Ahora que su miedo por Elliot había remitido, Selena empezaba a relajarse y a recuperar su actitud de vivir el presente.
– ¿Hace mucho que está con ElIiot? -preguntó Leo.
– Cinco años. Conseguí trabajo haciendo un poco de todo en los rodeos y se lo compré barato a un hombre que me debía dinero. Él pensaba que la carrera de Elliot había terminado, pero yo creía que todavía podía dar mucho de sí si lo trataban bien. Y yo lo trato bien.

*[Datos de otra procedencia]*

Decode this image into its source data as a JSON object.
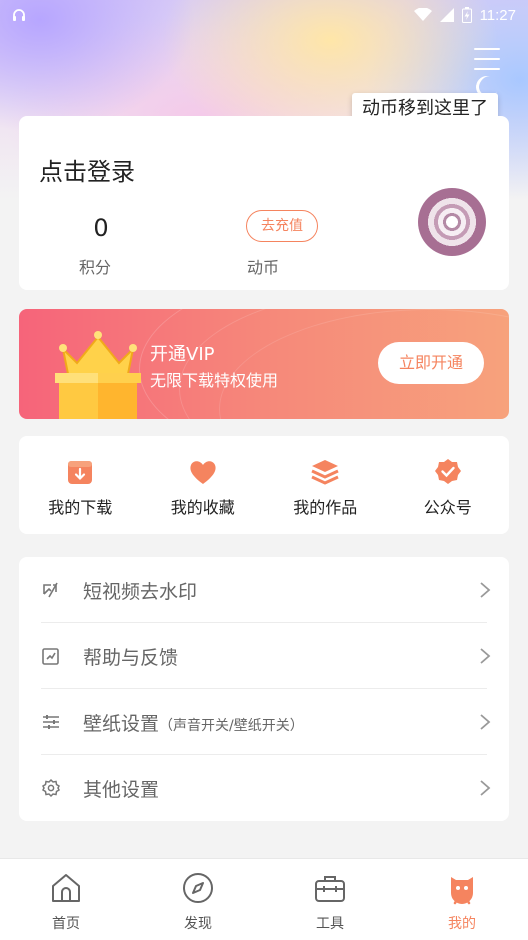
{
  "status_bar": {
    "time": "11:27",
    "icons": [
      "headset-icon",
      "wifi-icon",
      "signal-icon",
      "battery-charging-icon"
    ]
  },
  "header": {
    "menu_icon": "hamburger-menu-icon",
    "tooltip": "动币移到这里了"
  },
  "login_card": {
    "title": "点击登录",
    "points_value": "0",
    "points_label": "积分",
    "recharge_label": "去充值",
    "coins_label": "动币"
  },
  "vip": {
    "title": "开通VIP",
    "subtitle": "无限下载特权使用",
    "button": "立即开通"
  },
  "shortcuts": [
    {
      "label": "我的下载",
      "icon": "download-box-icon"
    },
    {
      "label": "我的收藏",
      "icon": "heart-icon"
    },
    {
      "label": "我的作品",
      "icon": "layers-icon"
    },
    {
      "label": "公众号",
      "icon": "verified-badge-icon"
    }
  ],
  "settings": [
    {
      "label": "短视频去水印",
      "note": "",
      "icon": "watermark-remove-icon"
    },
    {
      "label": "帮助与反馈",
      "note": "",
      "icon": "feedback-icon"
    },
    {
      "label": "壁纸设置",
      "note": "（声音开关/壁纸开关）",
      "icon": "sliders-icon"
    },
    {
      "label": "其他设置",
      "note": "",
      "icon": "gear-icon"
    }
  ],
  "tabs": [
    {
      "label": "首页",
      "icon": "home-icon",
      "active": false
    },
    {
      "label": "发现",
      "icon": "compass-icon",
      "active": false
    },
    {
      "label": "工具",
      "icon": "toolbox-icon",
      "active": false
    },
    {
      "label": "我的",
      "icon": "profile-mascot-icon",
      "active": true
    }
  ],
  "colors": {
    "accent": "#f5845f",
    "vip_gradient_start": "#f6647a",
    "vip_gradient_end": "#f7a27c",
    "background": "#f3f3f3"
  }
}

– Y supongo que él lo agradece.
La joven se levantó y fue a acariciar el morro del animal, que se apretó contra ella.
Leo se levantó también y anduvo por el establo, mirando a los animales, que le devolvían la mirada.
– Usted entiende de caballos -dijo ella, acercándose-. Se nota.
– He criado unos cuantos en casa.
– ¿Dónde está su casa?
– En Italia.
– Entonces es cierto que es extranjero.
– ¿No se me nota en el acento? -sonrió él.
Selena se encogió de hombros. Sonrió también.
– Los he oído mucho más raros.
Fue como si con su sonrisa hubiera salido el sol. Leo, que quería hacerla reír, empezó a forzar adrede el acento italiano. Le besó una mano con aire teatral.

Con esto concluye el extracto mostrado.